MADUNAH THE REAL NEWS ONE- Komisi VIII DPR RI menyampaikan keprihatinan mendalam atas kecelakaan bus yang dialami jemaah haji Indonesia di kawasan Jabal Magnet, Madinah. Insiden yang terjadi saat jemaah menjalankan ziarah di luar rangkaian ibadah utama itu menjadi perhatian serius pemerintah dan parlemen.
Meski tidak ada korban jiwa, sejumlah jemaah dilaporkan mengalami luka-luka dan telah mendapat penanganan medis cepat dari otoritas Arab Saudi serta petugas haji Indonesia di lapangan.
"Alhamdulillah, berdasarkan laporan resmi, tidak terdapat korban jiwa dalam insiden tersebut. Namun sejumlah jemaah mengalami luka dan telah mendapatkan penanganan medis yang cepat,"ungkap pernyataan resmi Komisi VIII DPR RI yang diterima redaksi, Kamis, 30 April 2026.
Apresiasi Respons Cepat Pemerintah*
Komisi VIII mengapresiasi langkah cepat pemerintah melalui Kementerian Luar Negeri, Kementerian Agama, serta petugas haji di Arab Saudi yang sigap memberikan perlindungan dan pendampingan kepada para jemaah.
"Kehadiran negara dalam situasi darurat seperti ini adalah bentuk nyata tanggung jawab terhadap keselamatan warga negara,"tegas Komisi VIII.
Desak Evaluasi Keselamatan Transportasi Jemaah
Meski respons darurat berjalan baik, Komisi VIII menegaskan kejadian ini harus menjadi evaluasi serius, khususnya terkait aspek keselamatan transportasi selama kegiatan ziarah atau city tour.
"Koordinasi antara penyelenggara, otoritas setempat, dan pihak transportasi harus diperketat agar standar keamanan benar-benar terpenuhi.

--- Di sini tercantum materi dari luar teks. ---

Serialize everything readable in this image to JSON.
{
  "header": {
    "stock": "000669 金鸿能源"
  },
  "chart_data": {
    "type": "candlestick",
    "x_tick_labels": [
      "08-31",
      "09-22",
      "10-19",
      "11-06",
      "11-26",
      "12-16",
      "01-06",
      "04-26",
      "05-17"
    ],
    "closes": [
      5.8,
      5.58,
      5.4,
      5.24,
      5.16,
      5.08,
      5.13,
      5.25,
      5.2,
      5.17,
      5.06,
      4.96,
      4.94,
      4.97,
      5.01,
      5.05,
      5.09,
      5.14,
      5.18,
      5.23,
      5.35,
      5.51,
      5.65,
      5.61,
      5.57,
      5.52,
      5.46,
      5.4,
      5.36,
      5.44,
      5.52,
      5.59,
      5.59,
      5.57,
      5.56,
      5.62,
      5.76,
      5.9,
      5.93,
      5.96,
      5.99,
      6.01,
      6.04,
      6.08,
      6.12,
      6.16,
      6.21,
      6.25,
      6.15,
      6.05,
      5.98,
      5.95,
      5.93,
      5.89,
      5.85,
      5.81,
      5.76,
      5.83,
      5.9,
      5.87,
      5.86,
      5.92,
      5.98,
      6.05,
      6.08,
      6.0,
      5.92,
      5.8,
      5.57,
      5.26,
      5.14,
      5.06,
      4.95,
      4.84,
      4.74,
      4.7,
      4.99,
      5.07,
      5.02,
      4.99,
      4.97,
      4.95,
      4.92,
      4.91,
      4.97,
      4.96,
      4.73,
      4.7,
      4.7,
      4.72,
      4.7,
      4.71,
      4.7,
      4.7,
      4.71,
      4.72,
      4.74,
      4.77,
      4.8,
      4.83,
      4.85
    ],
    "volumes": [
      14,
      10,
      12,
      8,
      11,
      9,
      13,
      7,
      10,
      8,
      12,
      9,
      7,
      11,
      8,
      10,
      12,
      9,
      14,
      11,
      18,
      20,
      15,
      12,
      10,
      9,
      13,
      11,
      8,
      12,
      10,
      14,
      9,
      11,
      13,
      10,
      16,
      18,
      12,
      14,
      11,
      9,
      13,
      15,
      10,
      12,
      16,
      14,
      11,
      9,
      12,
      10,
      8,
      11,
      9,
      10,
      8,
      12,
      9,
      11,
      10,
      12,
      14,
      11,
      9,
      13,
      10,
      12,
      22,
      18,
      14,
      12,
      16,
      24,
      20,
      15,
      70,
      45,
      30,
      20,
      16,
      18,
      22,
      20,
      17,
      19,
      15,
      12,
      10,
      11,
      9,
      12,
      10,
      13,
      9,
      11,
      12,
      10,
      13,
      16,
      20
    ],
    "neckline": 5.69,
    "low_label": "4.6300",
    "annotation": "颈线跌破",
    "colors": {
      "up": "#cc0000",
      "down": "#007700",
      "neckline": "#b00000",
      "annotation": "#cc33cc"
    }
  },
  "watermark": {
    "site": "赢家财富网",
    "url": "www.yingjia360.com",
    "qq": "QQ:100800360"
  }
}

Jangan sampai ada celah yang membahayakan jemaah," desak Komisi VIII.
Pihaknya berjanji akan terus mendorong peningkatan standar pelayanan dan perlindungan jemaah haji. Mitigasi risiko dalam setiap aktivitas jemaah, termasuk di luar rukun dan wajib haji, menjadi fokus utama agar ibadah dapat berlangsung aman, nyaman, dan khusyuk.
Imbauan untuk Jemaah Tetap Tenang, Ikuti Arahan Petugas
Komisi VIII juga mengimbau seluruh jemaah haji Indonesia untuk tetap tenang, mengikuti arahan petugas kloter dan sektor, serta menjaga kondisi kesehatan selama menjalankan ibadah di Tanah Suci.
"Semoga para jemaah yang mengalami musibah segera pulih dan dapat melanjutkan ibadah haji dengan lancar. Kami akan kawal terus pelayanan terbaik untuk jemaah," tutup pernyataan tersebut.